Palabras clave: historia, patrimonio, valor, ingeniería.
This article is a brief reflection on the genesis of a theory about the values of the civil engineering heritage and the contributions that have enriched them over time. It is a controversial issue because of its implications with the policies for the conservation of that heritage, and they are values that are constantly changing, such as society’s view of engineering work.

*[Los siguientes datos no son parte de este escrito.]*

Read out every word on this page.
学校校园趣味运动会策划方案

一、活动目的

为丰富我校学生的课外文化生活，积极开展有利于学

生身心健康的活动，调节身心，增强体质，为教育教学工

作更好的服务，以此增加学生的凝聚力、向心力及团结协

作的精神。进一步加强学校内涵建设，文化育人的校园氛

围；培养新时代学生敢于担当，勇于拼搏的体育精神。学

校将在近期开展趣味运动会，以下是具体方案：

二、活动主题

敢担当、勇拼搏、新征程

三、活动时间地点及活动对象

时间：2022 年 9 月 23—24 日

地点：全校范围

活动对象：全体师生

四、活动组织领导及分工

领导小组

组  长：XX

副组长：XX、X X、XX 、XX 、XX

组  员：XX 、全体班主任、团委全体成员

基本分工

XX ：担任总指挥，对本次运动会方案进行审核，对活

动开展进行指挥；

Keywords:history, heritage, value, engineering.
José Ramón Navarro Vera
Ingeniero de caminos
La axiología, la teoría de los valores, ha sido uno de los temas recurrentes de los que se ha ocupado la filosofía desde sus orígenes clásicos. Desde Sócrates y Platón a Kant y Scheler, se ha explorado la esfera de los valores, en especial de los morales y estéticos. Para la finalidad de este artículo, entendemos el “valor” como una cualidad de las cosas de lo que se deriva una estimación positiva o negativa. Para Ortega, los valores son creencias ligadas a los afectos que rigen la vida y la acción humana. Los valores son objetivos y rechazan lo arbitrario e irracional. Este filósofo define el valor por “su carácter objetivo consistente en una dignidad positiva o negativa que en el acto de valoración reconocemos. Valorar no es ‘dar’ valor a quien por sí no lo tenía; es reconocer un valor residente en el objeto (…). No es la percatación de un hecho, sino de un derecho”. En este sentido, como reconocimiento de un derecho, valorar implica una posición ética.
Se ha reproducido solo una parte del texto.